Durant ces longs mois passés à sillonner la France, à l’hiver et au printemps  2016,  Emmanuel Macron a laissé à l’armée de ses contempteurs et à la caravane de journalistes présents dans son sillage le souvenir d’un candidat accessible, chaleureux, voire familier et cavalier : un homme tout en confidences et apartés. Epaulé pour sa communication par une phalange de professionnels, (au premier rang desquels Michèle Marchand, une très efficace et talentueuse faiseuse de « coups » au carnet d’adresse roboratif), l’homme est alors bien loin des propos qu’il tient aujourd’hui : les journalistes sont les bienvenus, le tutoiement est souvent de mise et son bureau un lieu de passage ouvert à tous les vents. Les journalistes? Une meute domestiquée qu’il cajole, entretient, abreuve, éclaire, caresse dans le sens du poil, mais tient bride courte.

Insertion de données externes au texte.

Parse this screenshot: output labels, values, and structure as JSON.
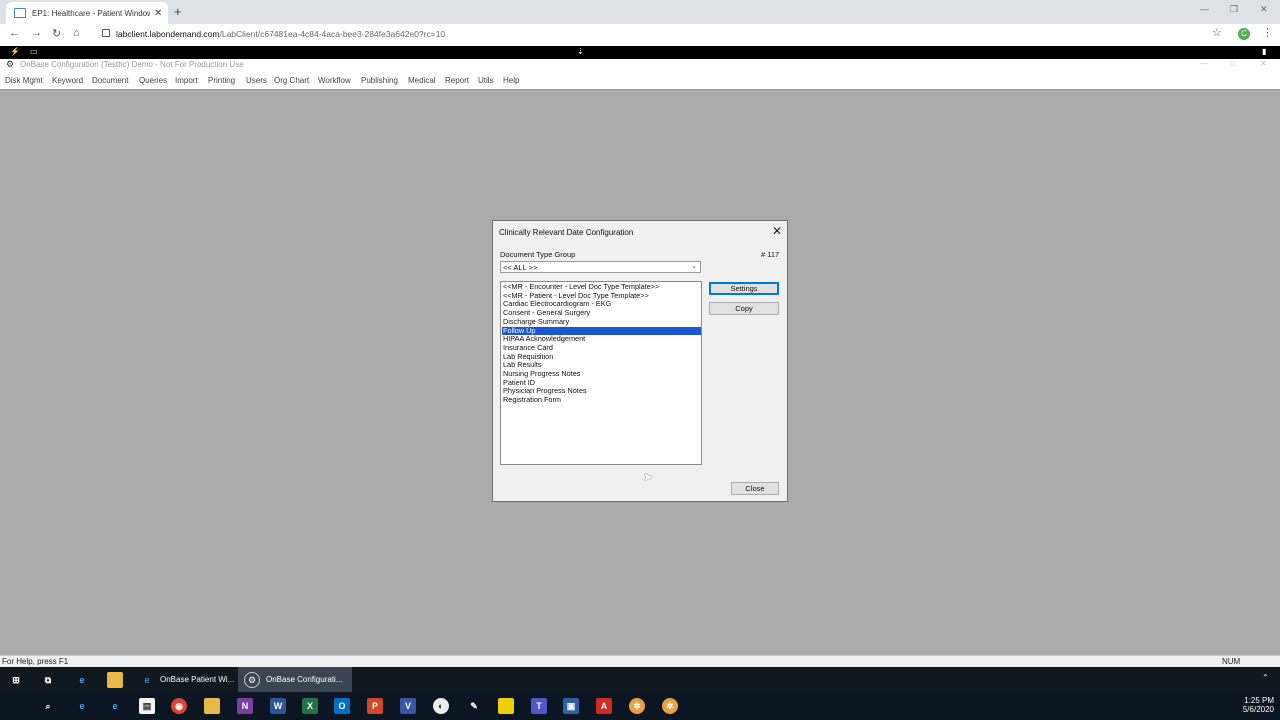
{
  "browser": {
    "tab_title": "EP1: Healthcare - Patient Window",
    "url_host": "labclient.labondemand.com",
    "url_path": "/LabClient/c67481ea-4c84-4aca-bee3-284fe3a642e0?rc=10",
    "profile_initial": "C"
  },
  "app": {
    "title": "OnBase Configuration (Testhc) Demo - Not For Production Use",
    "menu": [
      "Disk Mgmt",
      "Keyword",
      "Document",
      "Queries",
      "Import",
      "Printing",
      "Users",
      "Org Chart",
      "Workflow",
      "Publishing",
      "Medical",
      "Report",
      "Utils",
      "Help"
    ]
  },
  "dialog": {
    "title": "Clinically Relevant Date Configuration",
    "group_label": "Document Type Group",
    "doc_count": "# 117",
    "group_value": "<< ALL >>",
    "doc_types": [
      "<<MR - Encounter - Level Doc Type Template>>",
      "<<MR - Patient - Level Doc Type Template>>",
      "Cardiac Electrocardiogram - EKG",
      "Consent - General Surgery",
      "Discharge Summary",
      "Follow Up",
      "HIPAA Acknowledgement",
      "Insurance Card",
      "Lab Requisition",
      "Lab Results",
      "Nursing Progress Notes",
      "Patient ID",
      "Physician Progress Notes",
      "Registration Form"
    ],
    "selected_index": 5,
    "settings_label": "Settings",
    "copy_label": "Copy",
    "close_label": "Close"
  },
  "status": {
    "help_text": "For Help, press F1",
    "num": "NUM"
  },
  "taskbar_remote": {
    "apps": [
      "OnBase Patient Wi...",
      "OnBase Configurati..."
    ],
    "time": "1:25 PM",
    "date": "5/6/2020"
  },
  "colors": {
    "selection": "#1a56d6",
    "workspace": "#ababab",
    "taskbar": "#0f1b2e"
  }
}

Ces liens de connivences qu’Emmanuel Macron atomise aujourd’hui avec autorité sont son alors lot quotidien. Et la presse s’en félicite, qui promène l’encensoir. Disponible, volubile, disert, le candidat d’En Marche vend son programme avec l’habilité d’un VRP que rien ne fâche. Tout est millimétré : chaque media est ciblé, chaque couverture de Match, de Gala ou d’un news magazine est parfaitement orchestrée. Chaque éditorialiste a droit à son quart d’heure. Chaque reporter présent lors de ses déplacements se voit créditer d’un mot, d’un geste, d’une attention. Avec la promesse qu’une fois cette campagne repliée et quelle qu’en soit l’issue, « on  se reverra ». Les journalistes ont alors le sentiment que s’ouvre une lune de miel, une ère nouvelle, avec ce trentenaire qui parle cash et qui semble vouloir banaliser, normaliser, ses rapports avec les médias.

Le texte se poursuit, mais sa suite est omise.